←back to thread

320 points willm | 1 comments | | HN request time: 0s | source
Show context
PaulHoule ◴[] No.45106346[source]
I went through a phase of writing asyncio servers for my side projects. Probably the most fun I had was writing things that were responsive in complex ways, such as a websockets server that was also listening on message queues or on a TCP connection to a Denon HEOS music player.

Eventually I wrote an "image sorter" that I found was hanging up when the browser was trying to download images in parallel, the image serving should not have been CPU bound, I was even using sendfile(), but I think other requests would hold up the CPU and would be block the tiny amount of CPU needed to set up that sendfile.

So I switched from aiohttp to the flask API and serve with either Flask or Gunicorn, I even front it with Microsoft IIS or nginx to handle the images so Python doesn't have to. It is a minor hassle because I develop on Windows so I have to run Gunicorn inside WSL2 but it works great and I don't have to think about server performance anymore.

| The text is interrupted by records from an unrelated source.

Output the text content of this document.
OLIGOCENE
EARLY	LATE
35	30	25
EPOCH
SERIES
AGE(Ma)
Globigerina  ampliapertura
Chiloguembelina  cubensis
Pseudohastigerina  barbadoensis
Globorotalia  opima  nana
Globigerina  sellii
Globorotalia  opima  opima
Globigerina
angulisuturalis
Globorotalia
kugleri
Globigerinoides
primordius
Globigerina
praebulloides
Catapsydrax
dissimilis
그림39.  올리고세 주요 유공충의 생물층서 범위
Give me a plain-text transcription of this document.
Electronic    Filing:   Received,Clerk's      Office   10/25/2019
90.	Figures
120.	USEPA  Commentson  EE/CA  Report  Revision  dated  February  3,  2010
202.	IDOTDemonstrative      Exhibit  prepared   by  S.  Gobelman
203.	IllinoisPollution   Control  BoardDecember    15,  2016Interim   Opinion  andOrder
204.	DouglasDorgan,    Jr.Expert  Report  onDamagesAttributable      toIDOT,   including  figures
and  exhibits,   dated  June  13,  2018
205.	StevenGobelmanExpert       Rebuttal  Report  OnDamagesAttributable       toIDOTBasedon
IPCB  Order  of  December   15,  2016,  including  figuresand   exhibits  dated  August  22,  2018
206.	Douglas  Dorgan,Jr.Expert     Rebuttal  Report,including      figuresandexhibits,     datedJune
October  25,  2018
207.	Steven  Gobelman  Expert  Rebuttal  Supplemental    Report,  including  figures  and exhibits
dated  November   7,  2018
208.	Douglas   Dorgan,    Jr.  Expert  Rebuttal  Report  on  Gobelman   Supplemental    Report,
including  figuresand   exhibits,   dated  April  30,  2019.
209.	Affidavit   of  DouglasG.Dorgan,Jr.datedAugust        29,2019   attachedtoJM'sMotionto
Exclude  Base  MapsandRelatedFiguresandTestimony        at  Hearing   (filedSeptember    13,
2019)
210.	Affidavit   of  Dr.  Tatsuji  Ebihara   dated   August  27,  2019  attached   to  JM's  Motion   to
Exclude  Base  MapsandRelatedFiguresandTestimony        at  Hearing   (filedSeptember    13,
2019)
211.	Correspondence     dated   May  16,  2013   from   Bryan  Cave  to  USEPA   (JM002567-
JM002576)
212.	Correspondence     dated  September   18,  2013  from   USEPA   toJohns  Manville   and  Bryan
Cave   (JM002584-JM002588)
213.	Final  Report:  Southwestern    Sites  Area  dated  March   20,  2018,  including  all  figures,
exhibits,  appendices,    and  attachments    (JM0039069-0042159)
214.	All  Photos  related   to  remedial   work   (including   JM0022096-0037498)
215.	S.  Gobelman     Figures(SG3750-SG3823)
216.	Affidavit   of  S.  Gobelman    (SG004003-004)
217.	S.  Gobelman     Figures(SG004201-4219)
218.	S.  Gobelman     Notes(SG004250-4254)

replies(2): >>45106551 #>>45109325 #
tdumitrescu ◴[] No.45106551[source]
That's the main problem with evented servers in general isn't it? If any one of your workloads is cpu-intensive, it has the potential to block the serving of everything else on the same thread, so requests that should always be snappy can end up taking randomly long times in practice. Basically if you have any cpu-heavy work, it shouldn't go in that same server.
replies(5): >>45106641 #>>45107229 #>>45108270 #>>45109384 #>>45113420 #
1. materielle ◴[] No.45109384[source]
Traditionally, there are two strategies:

1) Use the network thread pool to also run application code. Then your entire program has to be super careful to not block or do CPU intensive work. This is efficient but leads to difficult to maintain programs.

2) The network thread pool passes work back and forth between an application executor. That way, the network thread pool is never starved by the application, since it is essentially two different work queues. This works great, but now every request performs multiple thread hops, which increases latency.

There has been a lot of interest lately to combine scheduling and work stealing algorithms to create a best of both worlds executor.

You could imagine, theoretically, an executor that auto-scales, and maintains different work queues and tries to avoid thread hops when possible. But ensures there are always threads available for the network.